When the calligrapher finishes creating your artwork, it is taken to my art mounting workshop in Beijing where a wall scroll is made by hand from a combination of silk, rice paper, and wood.
After we create your wall scroll, it takes at least two weeks for air mail delivery from Beijing to you.
Allow a few weeks for delivery. Rush service speeds it up by a week or two for $10!
When you select your calligraphy, you'll be taken to another page where you can choose various custom options.
The wall scroll that Sandy is holding in this picture is a "large size"
single-character wall scroll.
We also offer custom wall scrolls in small, medium, and an even-larger jumbo size.
Professional calligraphers are getting to be hard to find these days.
Instead of drawing characters by hand, the new generation in China merely type roman letters into their computer keyboards and pick the character that they want from a list that pops up.
There is some fear that true Chinese calligraphy may become a lost art in the coming years. Many art institutes in China are now promoting calligraphy programs in hopes of keeping this unique form of art alive.
Even with the teachings of a top-ranked calligrapher in China, my calligraphy will never be good enough to sell. I will leave that to the experts.

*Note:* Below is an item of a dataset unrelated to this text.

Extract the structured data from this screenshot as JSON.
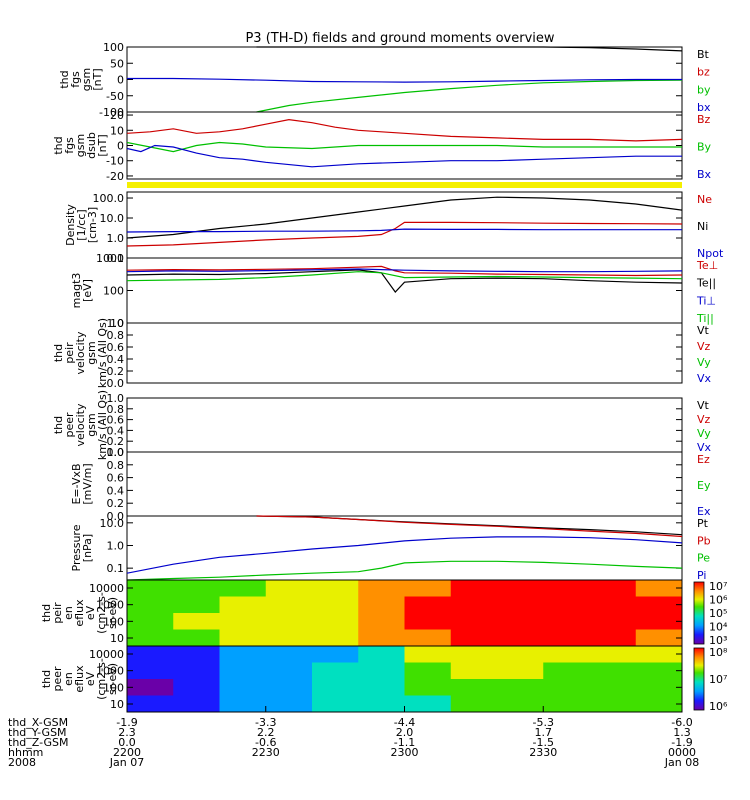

The same calligrapher who gave me those lessons also attracted a crowd of thousands and a TV crew as he created characters over 6-feet high. He happens to be ranked as one of the top 100 calligraphers in all of China. He is also one of very few that would actually attempt such a feat.
Check out my lists of Japanese Kanji Calligraphy Wall Scrolls and Old Korean Hanja Calligraphy Wall Scrolls.

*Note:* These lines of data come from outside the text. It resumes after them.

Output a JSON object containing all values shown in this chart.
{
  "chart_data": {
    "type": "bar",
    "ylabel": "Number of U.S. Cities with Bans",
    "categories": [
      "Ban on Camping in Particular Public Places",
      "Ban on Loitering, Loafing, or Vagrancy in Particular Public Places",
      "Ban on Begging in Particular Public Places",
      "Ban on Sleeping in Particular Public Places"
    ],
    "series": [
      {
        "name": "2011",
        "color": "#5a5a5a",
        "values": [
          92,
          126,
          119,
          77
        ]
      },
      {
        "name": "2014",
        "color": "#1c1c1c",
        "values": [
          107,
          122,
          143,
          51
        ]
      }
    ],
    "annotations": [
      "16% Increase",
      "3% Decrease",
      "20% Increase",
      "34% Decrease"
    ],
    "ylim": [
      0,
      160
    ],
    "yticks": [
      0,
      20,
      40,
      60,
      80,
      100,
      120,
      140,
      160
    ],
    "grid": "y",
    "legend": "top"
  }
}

Some people may refer to this entry as Officer Kanji, Officer Characters, Officer in Mandarin Chinese, Officer Characters, Officer in Chinese Writing, Officer in Japanese Writing, Officer in Asian Writing, Officer Ideograms, Chinese Officer symbols, Officer Hieroglyphics, Officer Glyphs, Officer in Chinese Letters, Officer Hanzi, Officer in Japanese Kanji, Officer Pictograms, Officer in the Chinese Written-Language, or Officer in the Japanese Written-Language.